To get an idea of the range and quality of these new offerings, and to see why this was such a resurgent Expo, check out the Best of Show awards given by The Mac Observer and by Macworld. But why stop there? There were many fine products that did not make either list. Here are five of my personal favorites (in no particular order) from "Beyond the Best of Show."
ScanSnap 510M and ScanSnap S300M (Fujitsu). The ScanSnap 510M is simply amazing. It's a document scanner that has to be seen to be believed. It scans both sides of a page at once, at the rate of a page every couple of seconds. For those who want to do their scanning on the road, Fujitsu was showing off their equally impressive ScanSnap S300M, due to ship in March.
Videocue Pro (Vara). With this nifty program, you can use your iSight (or other) camera to create a video of yourself reading text. A teleprompter scrolls text up the screen so that you can stare directly at the camera while speaking. Even cooler, you can set it up to automatically switch to a movie showing whatever you are talking about, apply overlay titles and add transitions. With little effort, you can make your video podcast look as professional as a network news show.
hf2 headset and headphones (Etymotic). Etymotic has a great reputation for top quality headphones. They've been my preferred choice for years. Sadly, I parted with them when I switched to an iPhone, because I wanted access to the microphone included as part of the iPhone's headphones. Now I can return to Etymotic. Their new hf2 headphones are completely iPhone compatible, including a microphone and remote control.
Quicken Financial Life (Intuit). Intuit insists this is not an upgrade to Quicken Mac 2007, but an entirely new written-from-the-ground-up product. Even though it is currently vaporware (it's not due out until the fall), I include it here because the demo made it clear that Intuit is (finally!) serious about taking full advantage of the Mac interface, down to an iTunes-like interface complete with coverflows. I only hope the final product can live up to the Expo demo. At the very least, it is another indication of the renewed respect for the Mac platform. A few years ago, companies such as Intuit would have never considered investing money and resources in a major Mac-only product. The best you could hope for was a port of their Windows software. Not anymore.

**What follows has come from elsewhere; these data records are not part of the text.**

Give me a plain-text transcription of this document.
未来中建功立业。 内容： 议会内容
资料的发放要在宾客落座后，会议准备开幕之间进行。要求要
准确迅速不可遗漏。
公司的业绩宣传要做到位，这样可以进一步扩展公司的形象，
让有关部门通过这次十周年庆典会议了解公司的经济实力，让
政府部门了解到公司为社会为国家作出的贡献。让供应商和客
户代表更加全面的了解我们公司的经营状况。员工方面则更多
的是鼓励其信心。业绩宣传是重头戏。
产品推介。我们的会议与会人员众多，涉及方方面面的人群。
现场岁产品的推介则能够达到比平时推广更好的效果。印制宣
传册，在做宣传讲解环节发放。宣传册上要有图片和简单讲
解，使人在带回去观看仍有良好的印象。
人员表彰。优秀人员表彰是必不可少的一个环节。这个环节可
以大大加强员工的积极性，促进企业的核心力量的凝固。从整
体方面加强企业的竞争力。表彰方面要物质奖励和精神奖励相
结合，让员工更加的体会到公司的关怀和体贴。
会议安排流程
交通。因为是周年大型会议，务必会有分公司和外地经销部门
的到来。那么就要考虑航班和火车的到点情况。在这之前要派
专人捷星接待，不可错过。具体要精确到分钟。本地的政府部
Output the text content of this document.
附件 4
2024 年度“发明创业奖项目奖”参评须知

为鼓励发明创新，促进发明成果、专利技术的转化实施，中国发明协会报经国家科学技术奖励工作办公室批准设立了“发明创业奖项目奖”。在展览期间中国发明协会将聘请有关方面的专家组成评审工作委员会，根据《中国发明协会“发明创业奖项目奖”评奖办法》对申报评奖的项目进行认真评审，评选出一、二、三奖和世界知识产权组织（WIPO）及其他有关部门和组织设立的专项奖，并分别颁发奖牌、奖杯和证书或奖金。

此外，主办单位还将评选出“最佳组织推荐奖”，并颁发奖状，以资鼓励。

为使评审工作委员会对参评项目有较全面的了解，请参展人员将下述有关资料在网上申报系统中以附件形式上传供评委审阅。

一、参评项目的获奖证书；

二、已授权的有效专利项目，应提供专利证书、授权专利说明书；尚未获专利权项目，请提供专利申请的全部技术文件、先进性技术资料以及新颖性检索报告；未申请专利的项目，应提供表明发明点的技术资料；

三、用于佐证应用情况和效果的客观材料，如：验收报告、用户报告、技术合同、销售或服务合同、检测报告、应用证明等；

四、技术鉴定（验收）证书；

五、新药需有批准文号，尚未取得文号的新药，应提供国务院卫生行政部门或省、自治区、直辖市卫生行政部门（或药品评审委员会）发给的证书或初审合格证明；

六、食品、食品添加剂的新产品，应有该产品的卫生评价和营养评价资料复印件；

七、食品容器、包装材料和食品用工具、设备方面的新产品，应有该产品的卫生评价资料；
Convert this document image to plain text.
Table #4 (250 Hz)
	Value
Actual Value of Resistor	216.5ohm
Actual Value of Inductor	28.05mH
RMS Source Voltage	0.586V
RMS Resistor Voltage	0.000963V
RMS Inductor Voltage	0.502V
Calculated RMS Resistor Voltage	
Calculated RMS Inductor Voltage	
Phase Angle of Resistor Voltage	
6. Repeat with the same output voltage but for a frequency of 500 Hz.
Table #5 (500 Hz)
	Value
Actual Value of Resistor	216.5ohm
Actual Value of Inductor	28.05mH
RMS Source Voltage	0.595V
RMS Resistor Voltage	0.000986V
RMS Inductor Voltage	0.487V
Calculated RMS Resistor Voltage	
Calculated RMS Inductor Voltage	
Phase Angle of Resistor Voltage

Showtime (Polar Bear Farm). As far as I could tell, Polar Bear Farm was the only vendor at the Expo showing standalone iPhone software. Showtime turns the iPhone's camera into a video recorder. It's still in the early stages of development but I include it here as a harbinger of what's to come when the iPhone SDK is released in February. At present, Showtime requires a jailbroken iPhone. Polar Bear also makes an excellent search utility that allows you to search your contacts and calendar databases.
Ted Landau is the founder of MacFixit, and the author of Mac OS X Help Line, Tiger Edition and other Mac help books.